Thèbes (IVe nome de Haute-Égypte) : sceptre muni d’une plume d’autruche.
Les nomes étaient des districts administratifs à travers lesquels s’effectuait, par exemple, la collecte des taxes, mais aussi des circonscriptions religieuses. Chacun était doté d’une métropole avec le sanctuaire de sa divinité majeure. Un certain nombre de divinités secondaires étaient honorées dans le même sanctuaire ou dans quelque localité du nome. Une région, une ville, ou même un quartier particulier, était susceptible d’honorer une nombreuse population de divinités. Par ailleurs, en certains secteurs du nome, on célébrait le culte de divinités, originellement secondaires, mais qui avaient pris de l’importance avec le temps : ces lieux finissaient parfois par être érigés en districts autonomes. C’est ainsi qu’Hermonthis, localité relevant du nome thébain, accéda au statut de nome indépendant qui honorait Montou. C’est ainsi que Noubyt, la moderne Kom Ombo, bien-aimée des touristes, acquit son autonomie par rapport au nome d’Éléphantine dont elle relevait à l’origine.
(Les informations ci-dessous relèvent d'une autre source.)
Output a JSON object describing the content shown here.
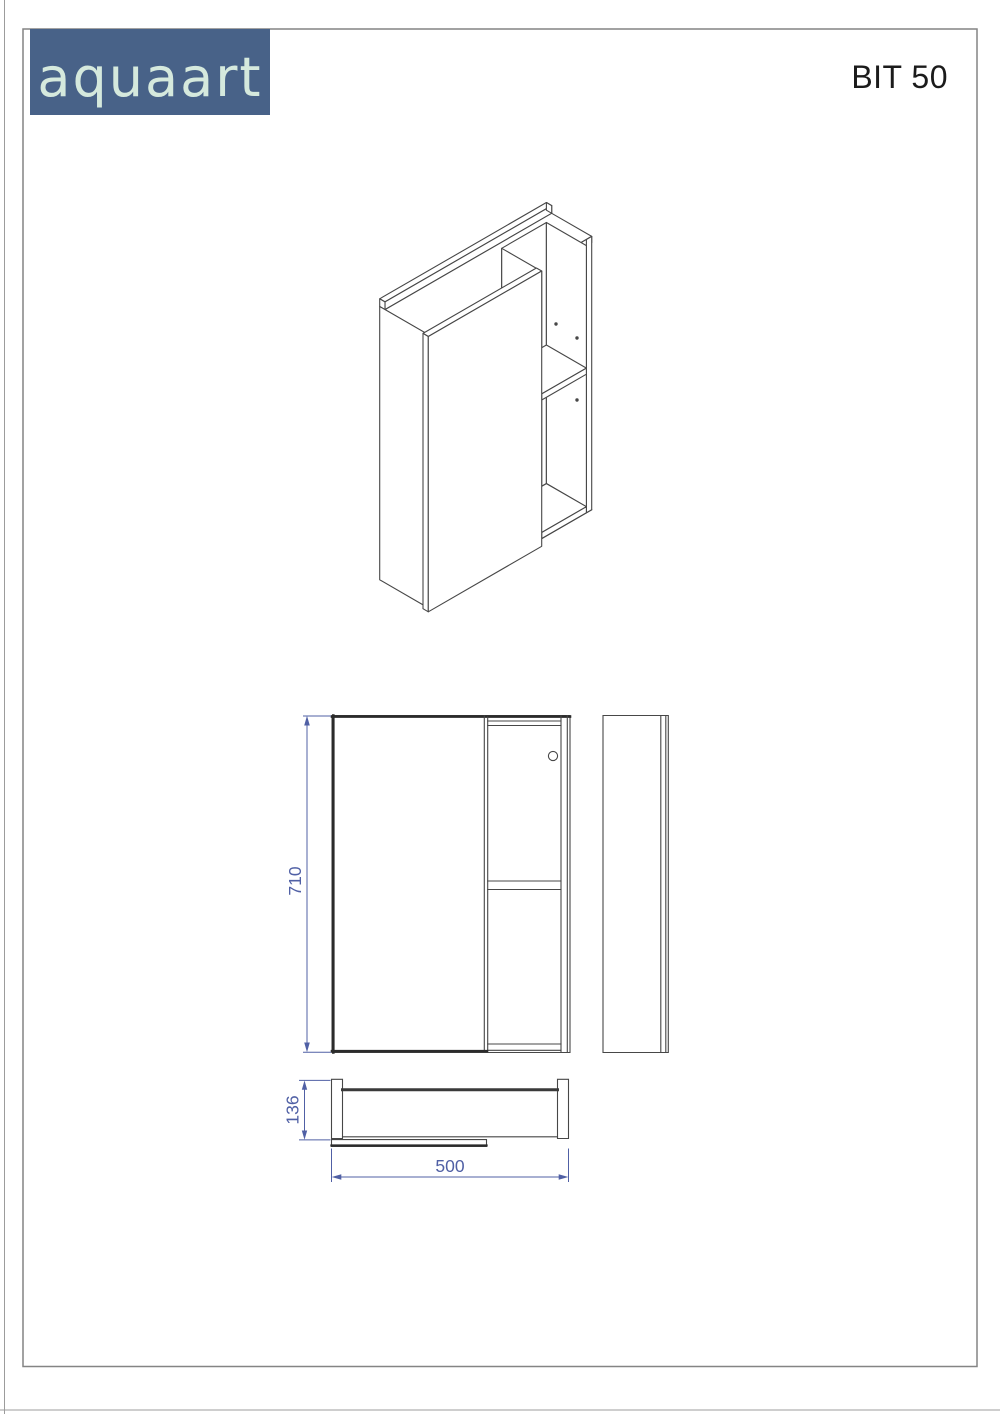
{
  "header": {
    "brand": "aquaart",
    "model": "BIT 50"
  },
  "drawing": {
    "dimensions": {
      "height": "710",
      "depth": "136",
      "width": "500"
    }
  },
  "colors": {
    "logo_bg": "#486288",
    "logo_text": "#d5e9dd",
    "dimension": "#5060a5",
    "line": "#474747"
  }
}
À chacun de ses deux dieux majeurs, Sobek et Haroeris, fut consacrée une moitié du temple local.
La majorité des divinités – mais pas toutes – sont caractérisées par une épithète définissant leur enracinement local, c’est-à-dire le culte dont elles bénéficient dans tel nome, telle métropole de nome ou telle ville. On évoque Ouadjyt, maîtresse de Bouto, Neith, maîtresse de Saïs, Thot, maître d’Hermopolis, Anubis, maître de Ra-Qereret, nécropole d’Assiout, Horus, maître d’Edfou, Khnoum, maître d’Éléphantine, etc. Il arrive même que l’attache locale de certaines divinités soit évoquée dans leur nom. Ainsi, la déesse de la ville de Nekheb s’appelle Nekhebet, littéralement « Celle-de-Nekhebet », tandis que le « Bélier-de-Mendès » est, de fait, un dieu bélier qui se distingue des autres par Mendès, la ville du Delta où il est vénéré. Aussi longtemps que se perpétua la civilisation pharaonique, alors même que l’Égypte était aux mains de pouvoirs étrangers, y compris sous les Ptolémées et sous les empereurs romains, l’attachement des Égyptiens pour leurs divinités locales ne se démentit point.
– Chaque divinité est-elle liée à une seule localisation ?
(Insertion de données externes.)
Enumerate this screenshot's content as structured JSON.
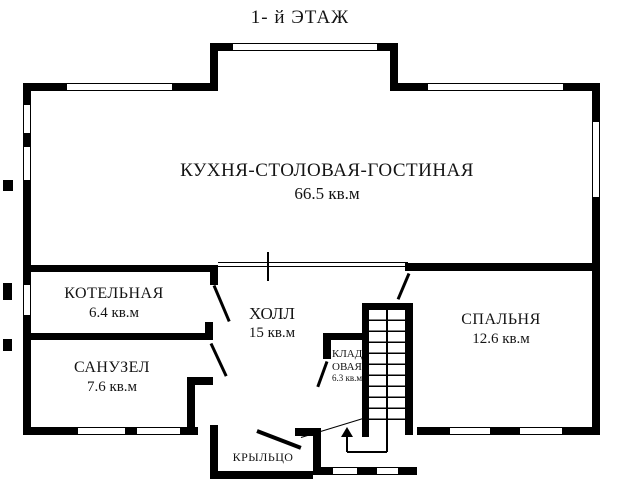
{
  "title": "1- й ЭТАЖ",
  "rooms": {
    "kitchen": {
      "name": "КУХНЯ-СТОЛОВАЯ-ГОСТИНАЯ",
      "area": "66.5 кв.м"
    },
    "boiler": {
      "name": "КОТЕЛЬНАЯ",
      "area": "6.4 кв.м"
    },
    "hall": {
      "name": "ХОЛЛ",
      "area": "15 кв.м"
    },
    "bathroom": {
      "name": "САНУЗЕЛ",
      "area": "7.6 кв.м"
    },
    "bedroom": {
      "name": "СПАЛЬНЯ",
      "area": "12.6 кв.м"
    },
    "storage": {
      "name_line1": "КЛАД",
      "name_line2": "ОВАЯ",
      "area": "6.3 кв.м"
    },
    "porch": {
      "name": "КРЫЛЬЦО"
    }
  },
  "colors": {
    "wall": "#000000",
    "background": "#ffffff",
    "text": "#141414"
  }
}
– Non, loin de là. Bien sûr, il existe des divinités dont ne connaît qu’un seul lieu de culte. Mais beaucoup d’autres en ont plusieurs : Min est autant le dieu du Ve nome de Haute-Égypte que celui du IXe nome (métropole Akhmîm), outre d’autres sanctuaires de moindre renommée ; Thot est autant le dieu du XVe nome de Haute-Égypte (métropole Hermopolis Magna) que celui du XIVe nome de Basse-Égypte. Au demeurant, les théologies se plaisent à égrener dans d’interminables litanies les multiples endroits où sont honorées des divinités comme Hathor, Sobek, Horus, Khnoum, Osiris ou Isis, toutes particulièrement répandues sur l’ensemble du territoire égyptien. Bien entendu, l’ensemble des lieux de culte d’une même divinité ne sont pas nécessairement mises sur un pied d’égalité : son (ou ses) temple majeur – le plus ancien, celui que l’histoire a le plus favorisé – participe évidemment plus intimement de sa personnalité que les autres. Osiris demeure avant tout le maître de Bousiris et d’Abydos, Ptah celui de Memphis, Amon celui de Thèbes, nonobstant la kyrielle de sanctuaires, chapelles, oratoires secondaires de Haute-Égypte, de Basse-Égypte, et même de Nubie, qui leur sont dédiés.
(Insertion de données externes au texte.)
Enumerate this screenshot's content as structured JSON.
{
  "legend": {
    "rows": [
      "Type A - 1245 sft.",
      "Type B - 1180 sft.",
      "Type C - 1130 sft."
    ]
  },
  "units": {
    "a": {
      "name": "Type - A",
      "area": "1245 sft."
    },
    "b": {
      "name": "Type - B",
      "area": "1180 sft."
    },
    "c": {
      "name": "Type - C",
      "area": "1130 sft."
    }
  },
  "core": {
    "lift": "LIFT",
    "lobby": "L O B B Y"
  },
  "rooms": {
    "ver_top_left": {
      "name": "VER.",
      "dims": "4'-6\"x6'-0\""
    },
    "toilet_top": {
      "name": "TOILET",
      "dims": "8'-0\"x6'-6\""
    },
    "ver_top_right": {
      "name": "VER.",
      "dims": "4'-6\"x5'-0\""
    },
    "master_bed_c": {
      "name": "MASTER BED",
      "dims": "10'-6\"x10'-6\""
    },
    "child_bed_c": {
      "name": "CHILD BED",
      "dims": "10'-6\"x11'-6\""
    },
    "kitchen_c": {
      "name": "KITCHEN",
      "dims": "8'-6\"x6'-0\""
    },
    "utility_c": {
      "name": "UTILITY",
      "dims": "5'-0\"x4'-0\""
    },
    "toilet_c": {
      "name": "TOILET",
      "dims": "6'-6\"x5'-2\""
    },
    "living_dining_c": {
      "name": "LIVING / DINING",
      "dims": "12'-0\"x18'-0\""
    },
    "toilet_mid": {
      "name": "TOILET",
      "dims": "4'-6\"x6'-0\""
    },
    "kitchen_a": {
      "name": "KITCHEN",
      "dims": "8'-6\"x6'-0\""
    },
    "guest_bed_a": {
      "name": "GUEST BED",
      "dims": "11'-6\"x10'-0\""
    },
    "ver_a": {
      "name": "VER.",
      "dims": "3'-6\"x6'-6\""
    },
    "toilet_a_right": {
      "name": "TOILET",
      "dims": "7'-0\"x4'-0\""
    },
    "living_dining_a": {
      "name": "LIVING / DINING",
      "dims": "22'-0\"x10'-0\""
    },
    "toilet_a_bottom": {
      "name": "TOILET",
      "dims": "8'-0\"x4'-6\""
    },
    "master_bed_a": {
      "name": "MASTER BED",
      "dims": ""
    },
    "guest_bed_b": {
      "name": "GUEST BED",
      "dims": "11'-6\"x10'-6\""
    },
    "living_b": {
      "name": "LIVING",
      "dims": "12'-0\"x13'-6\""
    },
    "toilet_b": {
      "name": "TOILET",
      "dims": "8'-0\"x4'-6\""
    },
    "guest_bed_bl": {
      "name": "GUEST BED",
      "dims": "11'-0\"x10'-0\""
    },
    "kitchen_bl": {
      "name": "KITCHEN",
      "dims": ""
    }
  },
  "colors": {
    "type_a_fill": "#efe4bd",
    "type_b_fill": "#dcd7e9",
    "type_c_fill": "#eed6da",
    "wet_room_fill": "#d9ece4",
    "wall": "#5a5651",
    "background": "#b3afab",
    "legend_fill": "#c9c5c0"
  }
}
– Mais comment s’explique cette dispersion d’une même divinité sur tout le territoire ?
– Il faut y voir le résultat d’un déterminisme topographique et écologique : de nombreux cultes ont été étroitement liés aux particularités topographiques des régions où ils étaient célébrés. C’est ainsi que des divinités adorées dans des secteurs frontaliers ont souvent des caractères guerriers – Satis, adorée à Éléphantine, limite méridionale traditionnelle avec la Nubie. À Coptos, ville sise au débouché de la voie de passage vers la mer Rouge et les côtes soudanaises, on vénérait dans le dieu Min le maître des contrées lointaines et de leurs ressources précieuses.
Des particularités topographiques récurrentes suscitaient souvent le culte des mêmes divinités ou des divinités du même genre. Par exemple, en dressant une carte de la géographie religieuse de l’Égypte ancienne, on constate que les dieux crocodiles, qu’ils s’apppellent Sobek, Khentychéty, Geb, Iq étaient adorés dans des régions de lacs, de marais, de bras d’eau… De manière analogue, les cultes de Seth ou de dieux susceptibles de se manifester sous le même animal fantastique que lui, par exemple Sha ou Ash, se situaient à l’orée des pistes partant de la vallée vers les mondes étrangers, ou dans les oasis du désert libyque. On honorait particulièrement les déesses et les dieux lions au débouché des ouâdi sur la vallée du Nil, comme Amon « lion-sur-le-promontoire » à Tehna, Sakhmet « qui-est-en-surplomb-du-ouâdi » dans la nécropole memphite.
– Pourquoi ?
– Parce que le ruissellement souterrain des pluies, rares mais torrentielles, y favorisait des flaques d’eau et de maigres herbages – une aubaine pour les ruminants du désert et pour leurs prédateurs, les lionnes, qui s’y embusquaient.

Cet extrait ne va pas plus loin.